Cette acceptation du capitalisme par la gauche, lui fait tolérer ses excès et, surtout, la détourne de toutes les propositions visant à instaurer une société qui ne laisse personne pour compte. La gauche de gouvernement se détourne depuis au moins ces vingt dernières années de sa base intellectuelle et philosophique (sans pour autant recoller avec le peuple) pour se placer dans un accompagnement du capitalisme à peu près accepté par tous tout en accompagnant la contestation au lieu de la susciter. Pour caricaturer, on pourrait dire que la gauche tolère les inégalités tant qu’elles ne sont pas criantes et tant que les salaires augmentent. D’ailleurs, c’est pendant les années d’inflation que la gauche est montée en puissance et a fini par accéder au pouvoir. Paradoxalement, c’est en y mettant fin qu’elle s’est coupée de sa base ouvrière qui avait pu financer une amélioration de son train de vie par l’inflation (les traites perdaient de leur valeur), chose impossible depuis.

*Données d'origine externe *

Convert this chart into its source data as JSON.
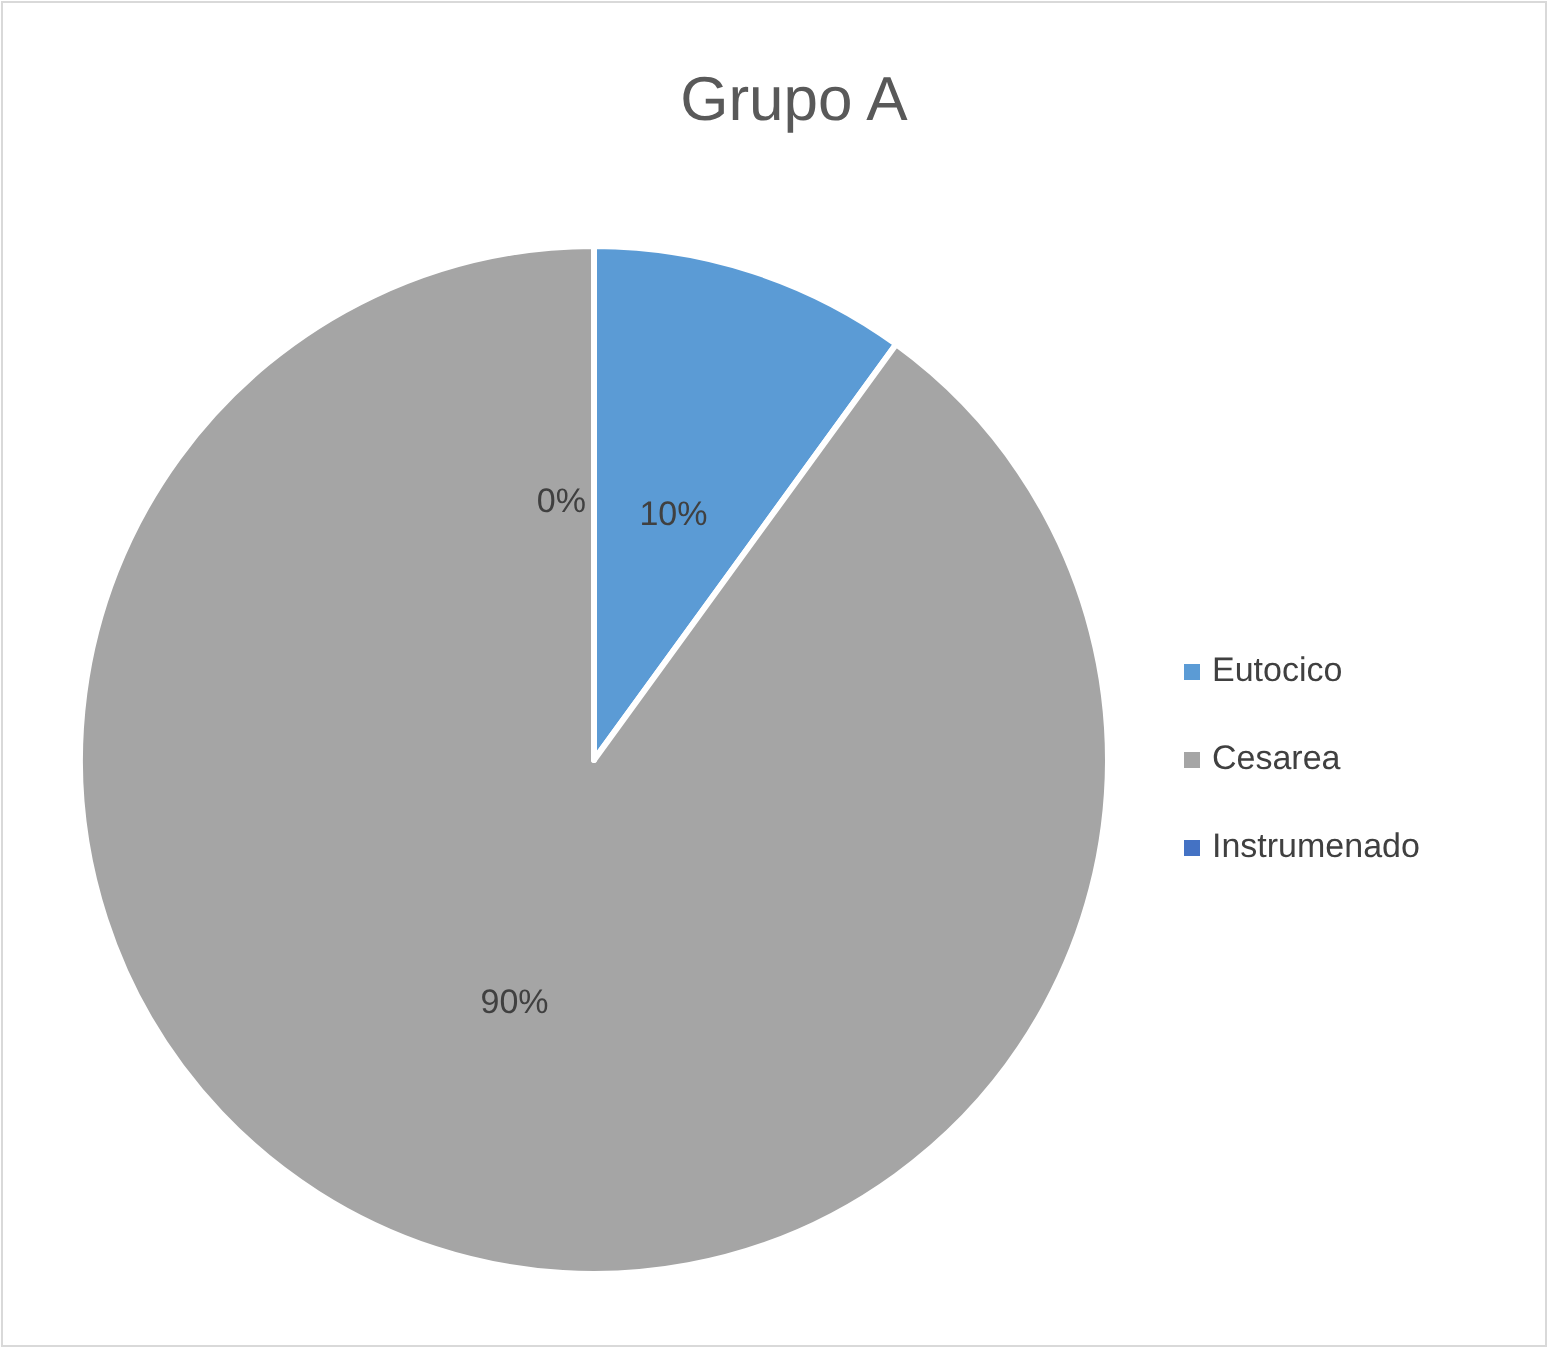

Malheureusement, rien n’est venu démentir ce constat dressé voici une dizaine d’années. Les tendances se sont amplifiées puisque toute référence culturelle est désormais bannie et qu’une des promotrices des nouvelles conditions d’entrée à Sup de Co se vante de préférer ceux qui s’adonnent aux jeux vidéos, persuadée (ou prétendant l’être) qu’on y pratique un meilleur anglais qu’en participant à des stages à l’étranger. Nous avons aussi écrit à la fin de l’année scolaire qu’il coûte moins cher (« Il faut faire des économies ») de de falsifier les notes des examens pour qu’un maximum de candidats obtienne le viatique que de donner les moyens au plus grand nombre d’acquérir des connaissances, surtout si elles servent à développer l’esprit critique et remettre en cause le système.
Pourquoi y attacher autant d’importance, après tout ? La culture est la marque d’un groupe humain. Cela va du port de la barbe ou d’un collier jusqu’à l’art et aux écrits. On peut ajouter les expressions plus modernes du cinéma, de l’informatique, de l’intelligence artificielle, des sciences en général. Un pays qui renonce sciemment à sa culture envoie un signal fort aux autres en leur signifiant sa soumission. Privé de références, d’esprit critique, il est prêt à toutes les concessions exigées par ceux qui entretiennent encore une culture identitaire. Cela peut aussi vouloir dire renoncer à la démocratie (de plus en plus décriée d’ailleurs et, à valeurs renversée, présentée comme un moyen de domination) ou, plus simplement à une qualité de vie. La réduction des services publics n’est possible qu’avec une population dépourvue d’instruments analytiques et disposée à accepter ce que les manipulateurs du langage imposent. La culture caractérise un groupe mais permet aussi à l’individu de se défendre et de survivre.